Some excellent common sense analysis there thet completely destroys "modern economics" as practised by the cretins who call themselves "economists" and "politicians".

Recommended reading.

http://www.zerohedge.com/news/failure-inflation-targeting-hubris-central-planning-lost-pilot-effect-and-economist-idiocy

As alwasy, ignore the comments.

Queenbee said...

Insanity-doing the same thing and expecting different results. The fact is that politicians cannot change course. The voters cannot hear the truth and still vote for the truth teller. They need to believe that the plane is not going down. Otherwise panic ensues. This is what will happen eventually.

Mammoth said...

It is probably too early in the day to be certain, but it appears we now have an indicator on the direction PM's will take as Greece defaults.

Mammoth said...

Great weekend comments from everyone. Sorry I couldn’t be there, but there were trees & vegetable starts which needed planting. Too bad your team lost the super bowl.

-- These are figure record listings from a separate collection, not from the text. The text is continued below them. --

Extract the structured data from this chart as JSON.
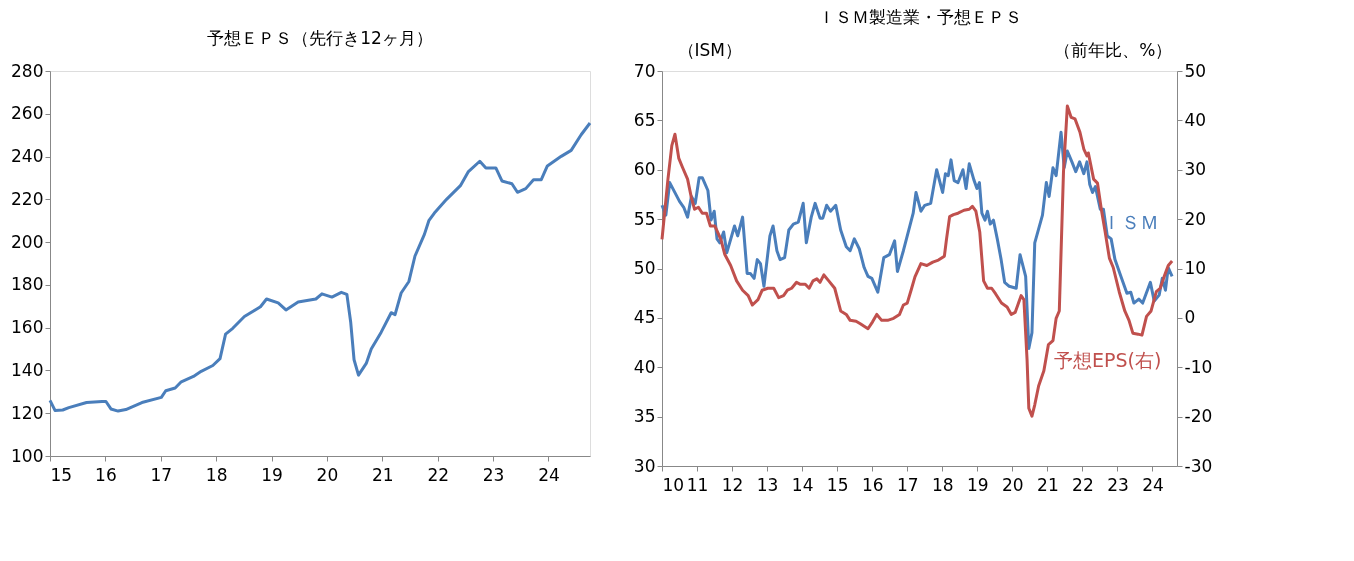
{
  "chart_data": [
    {
      "type": "line",
      "title": "予想ＥＰＳ（先行き12ヶ月）",
      "xlim": [
        2015,
        2024.75
      ],
      "xticks": [
        {
          "value": 2015,
          "label": "15"
        },
        {
          "value": 2016,
          "label": "16"
        },
        {
          "value": 2017,
          "label": "17"
        },
        {
          "value": 2018,
          "label": "18"
        },
        {
          "value": 2019,
          "label": "19"
        },
        {
          "value": 2020,
          "label": "20"
        },
        {
          "value": 2021,
          "label": "21"
        },
        {
          "value": 2022,
          "label": "22"
        },
        {
          "value": 2023,
          "label": "23"
        },
        {
          "value": 2024,
          "label": "24"
        }
      ],
      "ylim": [
        100,
        280
      ],
      "yticks": [
        100,
        120,
        140,
        160,
        180,
        200,
        220,
        240,
        260,
        280
      ],
      "grid": false,
      "series": [
        {
          "color": "#4a7ebb",
          "x": [
            2015.0,
            2015.09,
            2015.23,
            2015.34,
            2015.66,
            2015.94,
            2016.01,
            2016.1,
            2016.23,
            2016.37,
            2016.66,
            2017.01,
            2017.09,
            2017.26,
            2017.37,
            2017.59,
            2017.73,
            2017.94,
            2018.07,
            2018.17,
            2018.3,
            2018.51,
            2018.8,
            2018.91,
            2019.12,
            2019.26,
            2019.48,
            2019.8,
            2019.91,
            2020.09,
            2020.26,
            2020.36,
            2020.43,
            2020.49,
            2020.57,
            2020.71,
            2020.8,
            2020.98,
            2021.16,
            2021.23,
            2021.34,
            2021.48,
            2021.59,
            2021.76,
            2021.84,
            2021.94,
            2022.16,
            2022.41,
            2022.55,
            2022.76,
            2022.87,
            2023.05,
            2023.16,
            2023.34,
            2023.44,
            2023.59,
            2023.73,
            2023.87,
            2023.98,
            2024.23,
            2024.41,
            2024.59,
            2024.75
          ],
          "values": [
            126,
            121.3,
            121.5,
            122.6,
            125,
            125.5,
            125.5,
            122,
            121,
            121.7,
            125,
            127.4,
            130.5,
            131.8,
            134.7,
            137.2,
            139.6,
            142.3,
            145.5,
            157,
            159.7,
            165.2,
            169.8,
            173.4,
            171.6,
            168.3,
            172,
            173.4,
            175.8,
            174.3,
            176.5,
            175.6,
            162.4,
            145,
            137.8,
            143.3,
            150,
            157.9,
            167,
            166.1,
            176.2,
            181.6,
            193.5,
            203.6,
            210,
            213.6,
            220,
            226.4,
            232.8,
            237.8,
            234.7,
            234.7,
            228.6,
            227.3,
            223.3,
            225,
            229.2,
            229.2,
            235.6,
            240.1,
            242.9,
            250.2,
            255.7
          ]
        }
      ]
    },
    {
      "type": "line",
      "title": "ＩＳＭ製造業・予想ＥＰＳ",
      "ylabel": "（ISM）",
      "y2label": "（前年比、%）",
      "xlim": [
        2010,
        2024.7
      ],
      "xticks": [
        {
          "value": 2010,
          "label": "10"
        },
        {
          "value": 2011,
          "label": "11"
        },
        {
          "value": 2012,
          "label": "12"
        },
        {
          "value": 2013,
          "label": "13"
        },
        {
          "value": 2014,
          "label": "14"
        },
        {
          "value": 2015,
          "label": "15"
        },
        {
          "value": 2016,
          "label": "16"
        },
        {
          "value": 2017,
          "label": "17"
        },
        {
          "value": 2018,
          "label": "18"
        },
        {
          "value": 2019,
          "label": "19"
        },
        {
          "value": 2020,
          "label": "20"
        },
        {
          "value": 2021,
          "label": "21"
        },
        {
          "value": 2022,
          "label": "22"
        },
        {
          "value": 2023,
          "label": "23"
        },
        {
          "value": 2024,
          "label": "24"
        }
      ],
      "ylim": [
        30,
        70
      ],
      "yticks": [
        30,
        35,
        40,
        45,
        50,
        55,
        60,
        65,
        70
      ],
      "y2lim": [
        -30,
        50
      ],
      "y2ticks": [
        -30,
        -20,
        -10,
        0,
        10,
        20,
        30,
        40,
        50
      ],
      "grid": false,
      "series": [
        {
          "name": "ＩＳＭ",
          "color": "#4a7ebb",
          "x": [
            2010.0,
            2010.11,
            2010.22,
            2010.5,
            2010.62,
            2010.73,
            2010.84,
            2010.95,
            2011.06,
            2011.15,
            2011.31,
            2011.4,
            2011.49,
            2011.57,
            2011.65,
            2011.76,
            2011.85,
            2012.07,
            2012.16,
            2012.3,
            2012.43,
            2012.52,
            2012.63,
            2012.72,
            2012.81,
            2012.91,
            2013.08,
            2013.17,
            2013.28,
            2013.37,
            2013.5,
            2013.62,
            2013.75,
            2013.89,
            2014.03,
            2014.12,
            2014.26,
            2014.37,
            2014.51,
            2014.59,
            2014.7,
            2014.81,
            2014.96,
            2015.1,
            2015.26,
            2015.37,
            2015.49,
            2015.63,
            2015.77,
            2015.88,
            2015.99,
            2016.16,
            2016.33,
            2016.49,
            2016.64,
            2016.72,
            2016.89,
            2017.17,
            2017.25,
            2017.39,
            2017.5,
            2017.67,
            2017.84,
            2018.01,
            2018.09,
            2018.17,
            2018.25,
            2018.34,
            2018.45,
            2018.59,
            2018.68,
            2018.77,
            2018.9,
            2018.99,
            2019.06,
            2019.13,
            2019.22,
            2019.29,
            2019.37,
            2019.46,
            2019.57,
            2019.68,
            2019.78,
            2019.91,
            2020.11,
            2020.22,
            2020.38,
            2020.47,
            2020.56,
            2020.64,
            2020.86,
            2020.97,
            2021.05,
            2021.16,
            2021.25,
            2021.39,
            2021.48,
            2021.57,
            2021.7,
            2021.81,
            2021.92,
            2022.04,
            2022.13,
            2022.21,
            2022.29,
            2022.37,
            2022.51,
            2022.6,
            2022.71,
            2022.82,
            2022.93,
            2023.1,
            2023.27,
            2023.38,
            2023.47,
            2023.61,
            2023.72,
            2023.94,
            2024.05,
            2024.19,
            2024.28,
            2024.37,
            2024.45,
            2024.56
          ],
          "values": [
            56.4,
            55.4,
            58.7,
            56.8,
            56.2,
            55.2,
            57.3,
            56.6,
            59.2,
            59.2,
            57.9,
            54.9,
            55.8,
            53,
            52.6,
            53.7,
            51.6,
            54.3,
            53.3,
            55.2,
            49.5,
            49.5,
            49,
            50.9,
            50.5,
            48.2,
            53.3,
            54.3,
            51.8,
            50.9,
            51.1,
            53.9,
            54.5,
            54.7,
            56.6,
            52.6,
            55.2,
            56.6,
            55.1,
            55.1,
            56.4,
            55.8,
            56.4,
            53.9,
            52.2,
            51.8,
            53,
            52,
            50.1,
            49.2,
            49,
            47.6,
            51.1,
            51.4,
            52.8,
            49.7,
            51.8,
            55.6,
            57.7,
            55.8,
            56.4,
            56.6,
            60,
            57.7,
            59.6,
            59.4,
            61,
            58.9,
            58.7,
            60,
            58.1,
            60.6,
            59,
            58.1,
            58.7,
            55.6,
            54.9,
            55.8,
            54.5,
            54.9,
            53,
            50.9,
            48.6,
            48.2,
            48,
            51.4,
            49.2,
            41.9,
            43.5,
            52.6,
            55.4,
            58.7,
            57.3,
            60.2,
            59.4,
            63.8,
            60.2,
            61.9,
            60.8,
            59.8,
            60.8,
            59.6,
            60.8,
            58.5,
            57.7,
            58.3,
            56,
            56,
            53.3,
            53,
            50.9,
            49.2,
            47.5,
            47.6,
            46.5,
            46.9,
            46.5,
            48.6,
            46.7,
            47.3,
            49,
            47.8,
            50.1,
            49.2
          ]
        },
        {
          "name": "予想EPS(右)",
          "color": "#c0504d",
          "axis": "y2",
          "x": [
            2010.0,
            2010.17,
            2010.28,
            2010.37,
            2010.48,
            2010.59,
            2010.73,
            2010.84,
            2010.93,
            2011.04,
            2011.15,
            2011.27,
            2011.38,
            2011.51,
            2011.68,
            2011.79,
            2011.96,
            2012.13,
            2012.3,
            2012.46,
            2012.58,
            2012.74,
            2012.86,
            2013.02,
            2013.19,
            2013.33,
            2013.47,
            2013.58,
            2013.7,
            2013.84,
            2013.95,
            2014.09,
            2014.2,
            2014.31,
            2014.42,
            2014.51,
            2014.62,
            2014.76,
            2014.93,
            2015.1,
            2015.26,
            2015.37,
            2015.54,
            2015.66,
            2015.88,
            2016.01,
            2016.13,
            2016.27,
            2016.44,
            2016.61,
            2016.78,
            2016.89,
            2017.0,
            2017.11,
            2017.22,
            2017.39,
            2017.56,
            2017.73,
            2017.89,
            2018.06,
            2018.12,
            2018.21,
            2018.32,
            2018.45,
            2018.62,
            2018.77,
            2018.86,
            2018.96,
            2019.07,
            2019.18,
            2019.29,
            2019.41,
            2019.52,
            2019.69,
            2019.85,
            2019.97,
            2020.08,
            2020.25,
            2020.33,
            2020.42,
            2020.47,
            2020.56,
            2020.64,
            2020.75,
            2020.9,
            2021.03,
            2021.16,
            2021.25,
            2021.34,
            2021.46,
            2021.57,
            2021.68,
            2021.79,
            2021.93,
            2022.04,
            2022.13,
            2022.17,
            2022.32,
            2022.43,
            2022.54,
            2022.65,
            2022.77,
            2022.88,
            2023.05,
            2023.21,
            2023.33,
            2023.44,
            2023.59,
            2023.7,
            2023.83,
            2023.96,
            2024.11,
            2024.22,
            2024.33,
            2024.45,
            2024.56
          ],
          "values": [
            15.9,
            28.1,
            34.9,
            37.2,
            32.3,
            30.4,
            28.1,
            24.3,
            22,
            22.4,
            21.2,
            21.2,
            18.6,
            18.6,
            15.9,
            12.9,
            10.6,
            7.5,
            5.6,
            4.5,
            2.6,
            3.7,
            5.6,
            6,
            6,
            4.1,
            4.5,
            5.6,
            6,
            7.2,
            6.8,
            6.8,
            6,
            7.5,
            7.9,
            7.2,
            8.7,
            7.5,
            6,
            1.4,
            0.7,
            -0.5,
            -0.7,
            -1.2,
            -2.2,
            -0.8,
            0.7,
            -0.5,
            -0.5,
            -0.1,
            0.7,
            2.6,
            3,
            5.6,
            8.3,
            11,
            10.6,
            11.3,
            11.7,
            12.5,
            15.9,
            20.5,
            20.9,
            21.2,
            21.8,
            22,
            22.6,
            21.6,
            17.4,
            7.5,
            6,
            6,
            4.9,
            3,
            2.2,
            0.7,
            1.1,
            4.5,
            3.7,
            -8.4,
            -18.3,
            -19.9,
            -17.6,
            -13.8,
            -10.7,
            -5.4,
            -4.6,
            -0.1,
            1.4,
            29.6,
            42.9,
            40.6,
            40.3,
            37.6,
            34.2,
            32.8,
            33.4,
            28.1,
            27.3,
            22,
            17.4,
            12.1,
            10.2,
            5.3,
            1.4,
            -0.5,
            -3.1,
            -3.3,
            -3.5,
            0.3,
            1.4,
            5.3,
            6,
            8.3,
            10.6,
            11.5
          ]
        }
      ]
    }
  ]
}
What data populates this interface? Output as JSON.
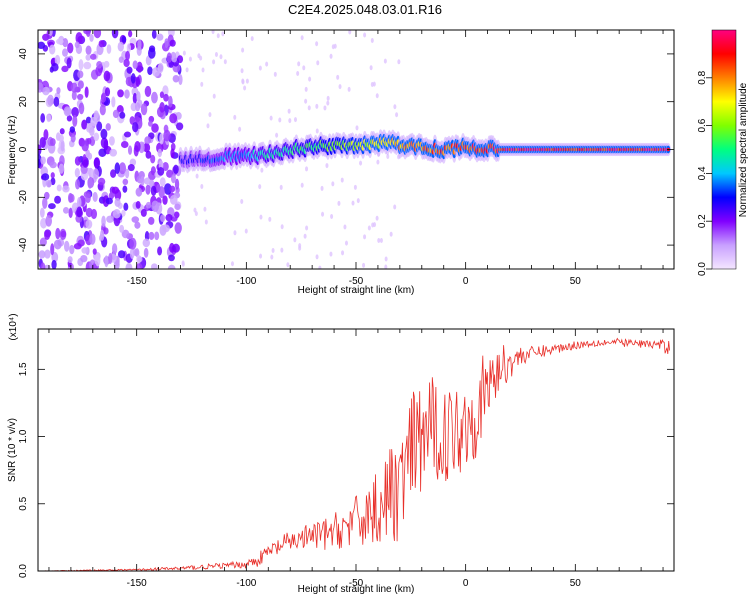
{
  "title": "C2E4.2025.048.03.01.R16",
  "chart_data": [
    {
      "type": "heatmap",
      "name": "spectrogram",
      "xlabel": "Height of straight line (km)",
      "ylabel": "Frequency (Hz)",
      "xlim": [
        -195,
        95
      ],
      "ylim": [
        -50,
        50
      ],
      "xticks": [
        -150,
        -100,
        -50,
        0,
        50
      ],
      "yticks": [
        -40,
        -20,
        0,
        20,
        40
      ],
      "colorbar": {
        "label": "Normalized spectral amplitude",
        "range": [
          0,
          1
        ],
        "ticks": [
          0.0,
          0.2,
          0.4,
          0.6,
          0.8
        ],
        "tick_labels": [
          "0.0",
          "0.2",
          "0.4",
          "0.6",
          "0.8"
        ],
        "colormap": [
          "#f4e6ff",
          "#c8a0ff",
          "#8000ff",
          "#0000ff",
          "#00c8ff",
          "#00ff80",
          "#80ff00",
          "#ffff00",
          "#ff8000",
          "#ff0000",
          "#ff0080"
        ]
      },
      "ridge": {
        "x": [
          -130,
          -120,
          -110,
          -100,
          -90,
          -80,
          -70,
          -60,
          -50,
          -40,
          -30,
          -20,
          -10,
          0,
          10,
          15,
          20,
          40,
          60,
          80,
          93
        ],
        "freq": [
          -4,
          -4,
          -3,
          -3,
          -2,
          0,
          1,
          2,
          1,
          3,
          2,
          1,
          0,
          1,
          0,
          0,
          0,
          0,
          0,
          0,
          0
        ],
        "amplitude": [
          0.28,
          0.32,
          0.38,
          0.42,
          0.48,
          0.5,
          0.55,
          0.6,
          0.65,
          0.72,
          0.78,
          0.85,
          0.88,
          0.9,
          0.92,
          0.95,
          0.97,
          0.97,
          0.96,
          0.96,
          0.96
        ]
      },
      "noise_region": {
        "x": [
          -195,
          -130
        ],
        "freq": [
          -50,
          50
        ],
        "amplitude": 0.18
      }
    },
    {
      "type": "line",
      "name": "snr",
      "xlabel": "Height of straight line (km)",
      "ylabel": "SNR (10 * v/v)",
      "y_multiplier": "(x10⁴)",
      "xlim": [
        -195,
        95
      ],
      "ylim": [
        0,
        1.8
      ],
      "xticks": [
        -150,
        -100,
        -50,
        0,
        50
      ],
      "yticks": [
        0.0,
        0.5,
        1.0,
        1.5
      ],
      "ytick_labels": [
        "0.0",
        "0.5",
        "1.0",
        "1.5"
      ],
      "color": "#e8302a",
      "series": [
        {
          "x": [
            -195,
            -170,
            -150,
            -140,
            -130,
            -120,
            -110,
            -100,
            -95,
            -90,
            -85,
            -80,
            -75,
            -70,
            -65,
            -60,
            -55,
            -50,
            -45,
            -40,
            -35,
            -30,
            -25,
            -20,
            -15,
            -10,
            -5,
            0,
            5,
            10,
            15,
            20,
            25,
            30,
            40,
            50,
            60,
            70,
            80,
            90,
            93
          ],
          "y": [
            0.0,
            0.005,
            0.01,
            0.015,
            0.02,
            0.03,
            0.04,
            0.05,
            0.08,
            0.14,
            0.18,
            0.22,
            0.24,
            0.26,
            0.27,
            0.29,
            0.33,
            0.36,
            0.42,
            0.48,
            0.55,
            0.62,
            0.85,
            1.0,
            1.05,
            1.0,
            1.05,
            1.1,
            1.2,
            1.35,
            1.5,
            1.55,
            1.6,
            1.62,
            1.65,
            1.68,
            1.7,
            1.7,
            1.69,
            1.68,
            1.65
          ],
          "noise": [
            0.0,
            0.005,
            0.005,
            0.01,
            0.015,
            0.02,
            0.02,
            0.03,
            0.05,
            0.06,
            0.07,
            0.08,
            0.09,
            0.1,
            0.12,
            0.14,
            0.16,
            0.2,
            0.25,
            0.3,
            0.35,
            0.4,
            0.45,
            0.45,
            0.4,
            0.35,
            0.35,
            0.35,
            0.35,
            0.3,
            0.2,
            0.12,
            0.08,
            0.05,
            0.04,
            0.03,
            0.03,
            0.03,
            0.03,
            0.04,
            0.08
          ]
        }
      ]
    }
  ]
}
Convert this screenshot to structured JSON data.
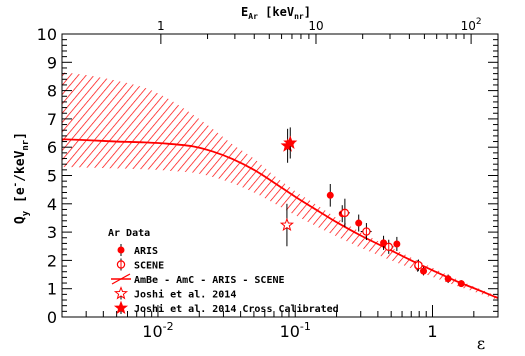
{
  "chart_data": {
    "type": "scatter",
    "x_scale": "log",
    "xlim": [
      0.002,
      3.0
    ],
    "ylim": [
      0,
      10
    ],
    "xlabel": "ε",
    "ylabel": {
      "main": "Q",
      "sub": "y",
      "unit_open": "[e",
      "unit_sup": "-",
      "unit_mid": "/keV",
      "unit_sub": "nr",
      "unit_close": "]"
    },
    "top_axis": {
      "label_main": "E",
      "label_sub": "Ar",
      "unit_open": "[keV",
      "unit_sub": "nr",
      "unit_close": "]",
      "ticks": [
        {
          "energy": 1,
          "label": "1"
        },
        {
          "energy": 10,
          "label": "10"
        },
        {
          "energy": 100,
          "label": "10",
          "sup": "2"
        }
      ]
    },
    "x_ticks_major": [
      {
        "value": 0.01,
        "base": "10",
        "exp": "-2"
      },
      {
        "value": 0.1,
        "base": "10",
        "exp": "-1"
      },
      {
        "value": 1,
        "base": "1",
        "exp": ""
      }
    ],
    "y_ticks": [
      0,
      1,
      2,
      3,
      4,
      5,
      6,
      7,
      8,
      9,
      10
    ],
    "grid": false,
    "legend_placement": "bottom-left",
    "legend_title": "Ar Data",
    "colors": {
      "model": "#ff0000",
      "data": "#ff0000",
      "errorbar": "#000000"
    },
    "model_band": {
      "name": "AmBe - AmC - ARIS - SCENE",
      "x": [
        0.002,
        0.003,
        0.005,
        0.008,
        0.012,
        0.018,
        0.025,
        0.035,
        0.05,
        0.07,
        0.1,
        0.15,
        0.2,
        0.3,
        0.5,
        0.7,
        1.0,
        1.5,
        2.0,
        3.0
      ],
      "y": [
        6.28,
        6.25,
        6.2,
        6.17,
        6.12,
        6.03,
        5.85,
        5.58,
        5.2,
        4.75,
        4.25,
        3.72,
        3.35,
        2.88,
        2.35,
        2.0,
        1.65,
        1.26,
        1.02,
        0.67
      ],
      "upper": [
        8.65,
        8.55,
        8.35,
        8.1,
        7.7,
        7.15,
        6.65,
        6.1,
        5.6,
        5.0,
        4.45,
        3.9,
        3.5,
        3.0,
        2.45,
        2.1,
        1.74,
        1.34,
        1.08,
        0.72
      ],
      "lower": [
        5.3,
        5.28,
        5.25,
        5.22,
        5.17,
        5.1,
        4.95,
        4.72,
        4.4,
        4.02,
        3.6,
        3.15,
        2.85,
        2.45,
        2.0,
        1.72,
        1.42,
        1.1,
        0.9,
        0.6
      ]
    },
    "series": [
      {
        "name": "ARIS",
        "marker": "filled-circle",
        "points": [
          {
            "x": 0.18,
            "y": 4.3,
            "yerr": 0.4,
            "xerr": 0.0
          },
          {
            "x": 0.22,
            "y": 3.65,
            "yerr": 0.3,
            "xerr": 0.01
          },
          {
            "x": 0.29,
            "y": 3.32,
            "yerr": 0.3,
            "xerr": 0.0
          },
          {
            "x": 0.44,
            "y": 2.62,
            "yerr": 0.25,
            "xerr": 0.0
          },
          {
            "x": 0.55,
            "y": 2.58,
            "yerr": 0.25,
            "xerr": 0.0
          },
          {
            "x": 0.78,
            "y": 1.8,
            "yerr": 0.2,
            "xerr": 0.0
          },
          {
            "x": 0.86,
            "y": 1.62,
            "yerr": 0.15,
            "xerr": 0.0
          },
          {
            "x": 1.3,
            "y": 1.35,
            "yerr": 0.15,
            "xerr": 0.0
          },
          {
            "x": 1.62,
            "y": 1.18,
            "yerr": 0.12,
            "xerr": 0.0
          }
        ]
      },
      {
        "name": "SCENE",
        "marker": "open-circle",
        "points": [
          {
            "x": 0.23,
            "y": 3.68,
            "yerr": 0.5,
            "xerr": 0.02
          },
          {
            "x": 0.33,
            "y": 3.02,
            "yerr": 0.3,
            "xerr": 0.03
          },
          {
            "x": 0.48,
            "y": 2.48,
            "yerr": 0.25,
            "xerr": 0.04
          },
          {
            "x": 0.79,
            "y": 1.83,
            "yerr": 0.2,
            "xerr": 0.05
          }
        ]
      },
      {
        "name": "Joshi et al. 2014",
        "marker": "open-star",
        "points": [
          {
            "x": 0.087,
            "y": 3.25,
            "yerr": 0.75,
            "xerr": 0.0
          }
        ]
      },
      {
        "name": "Joshi et al. 2014 Cross Calibrated",
        "marker": "filled-star",
        "points": [
          {
            "x": 0.088,
            "y": 6.05,
            "yerr": 0.6,
            "xerr": 0.0
          },
          {
            "x": 0.092,
            "y": 6.15,
            "yerr": 0.55,
            "xerr": 0.0
          }
        ]
      }
    ]
  }
}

Nice discussion about e-textbooks. GAW wrote, “And the leading promoter of the replacement of paper textbooks by e-books and electronic devices today is Apple.”

Am I the only person who sees the irony in Apple – a company which doesn’t even employ Americans to build their products – to participate in the education of Americans?

For what jobs?

Mammoth said...

As a side-note, I still have all my Engineering & Math textbooks, don’t ask me why.

I hated these; to me it seems the book-companies go out of their way to find people who are completely incapable of communication, and then hire them to write these textbooks.

Mammoth said...

One final comment about education: Last week my 5-year old brought home from school – printed on a RED sheet of paper – the (mandarin) chinese symbols for various words, and their English translations.

All those negative-sounding bloggers out there who say the chinese now own us and will take over the world…perhaps they are onto something, thanks to our giving everything to china.

Queenbee said...

I liked the article at the end, but do you think Financial Sense is always pro PM? I have not gotten that from the interviews. Puplava family is not like KWN. Still it seems that many conservative investment advisors are leaning toward having at least some of you portfolio in PMs and PM Stocks.